What is metabolic rate? Is there any test to determine it?

All individuals are metabolically different. One person's metabolism may be more active or less active than another's. The metabolism then has a rate. The rate may be average, slow or fast or as the case may be.
Just as you might judge the heat in a kettle by the amount of steam coming out from its spout, so too scientist have a way of determining the human metabolism rate.

The amount of carbon dioxide thrown off by the breath keeps pace with the heat production of the body. An apparatus has actually been devised to measure this output. A person's internal heat production can be determined by taking into account his/her height and approximate skin area in relation to his/her carbon dioxide output.

You can take a metabolism test usually twelve hours after you have eaten a light meal at about 70 degrees Fahrenheit when you are at the absolute physical and mental rest. The result of this metabolic test is called Basal Metabolism Rate.

The rate of your basal metabolism has much to do with the question of food and body fat accumulation. Basically body fat is food which has not been burnt to heat or energy. Now if
food is the fuel source of human body heat and metabolism the medium that converts food into heat, there 

must be a definite relation between basal metabolism rate and fat production and there is a decided one.
A normal metabolism rate helps you greatly to stay just about normal in weight, a slow metabolism rate make you tend to put on kilos and high metabolism rate is apt to keep you thin.





















Reasons for obesity:

The underlying reason in more than 95% of all the cases that are overweight is an imbalance between energy output and energy intake. That is, the body carrying out its functions does not expend as much energy as it take in through food and liquids. This is a disturbance in metabolism and it shows up in three ways:

- The body forms fat at a rate that is faster than normal
- The body stores fat at rate that is faster than normal fat formed in the digestive system quickly reaches the arms the thighs in the form of fat deposits. These deposits stretch your skin and distorts you shape.
- The body disposes off stored fat at a rate that is slower than normal. This is why it's so difficult to lose weight from the places you really want to lose it. The body is forming and storing fat cannot get rid of fat that has been already stored as easily as it should.

The disturbance in your metabolism therefore works on you in three ways all very damaging.

Preventing Kids From Getting Fat

Perhaps the most important treatment for overweight and obesity is prevention. The best place to start is with the child. It is important that children, from infancy itself should be taught good eating habits and it is equally important that mothers should appreciate that a child does not have to be fat to be healthy. In fact he may be less healthy than the lean child. Parents must be made to realize that forced feeding initiates a lifelong disability.

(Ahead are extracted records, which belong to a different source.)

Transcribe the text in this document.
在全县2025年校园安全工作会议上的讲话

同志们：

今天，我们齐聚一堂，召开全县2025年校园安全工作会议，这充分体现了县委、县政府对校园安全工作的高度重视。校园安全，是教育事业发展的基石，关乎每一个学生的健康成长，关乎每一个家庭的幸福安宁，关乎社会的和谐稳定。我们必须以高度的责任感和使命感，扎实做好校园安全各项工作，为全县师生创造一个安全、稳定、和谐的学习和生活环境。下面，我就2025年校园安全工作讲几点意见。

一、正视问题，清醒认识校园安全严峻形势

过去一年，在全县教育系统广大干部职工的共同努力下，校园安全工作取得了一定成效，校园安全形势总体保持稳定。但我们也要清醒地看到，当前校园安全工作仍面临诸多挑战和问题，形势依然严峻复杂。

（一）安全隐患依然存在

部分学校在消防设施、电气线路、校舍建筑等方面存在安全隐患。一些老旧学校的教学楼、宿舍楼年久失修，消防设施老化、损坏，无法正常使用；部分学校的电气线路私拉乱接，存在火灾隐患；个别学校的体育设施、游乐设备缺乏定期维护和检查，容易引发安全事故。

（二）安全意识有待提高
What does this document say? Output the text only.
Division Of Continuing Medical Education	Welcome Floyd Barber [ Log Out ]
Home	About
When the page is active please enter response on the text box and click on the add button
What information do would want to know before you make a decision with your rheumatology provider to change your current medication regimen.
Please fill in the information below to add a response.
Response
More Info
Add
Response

Excessive weight gain in children usually begins between seven and eight years of age. This is the period of filling out in the growth process. In addition, the children at this age become less active as they have to sit in class room for greater part of the day and then sitting down to do homework o r watch television. For this reason physical fitness exercises should be an important part of school curriculum. Once a child becomes overweight he is obviously less inclined to exercise and so the vicious cycle begins.

In families where one or both parents are obese or inclined to be overweight, it is even more important to control carefully a child's diet, since he may be predisposed to obesity because of hereditary factors. If he is taught basic nutrition and good eating habits, he may well be able to control his tendency to become fat. If heredity is a factor of his overweight, he must take extra care and effort in reducing his weight and keeping it at the normal range.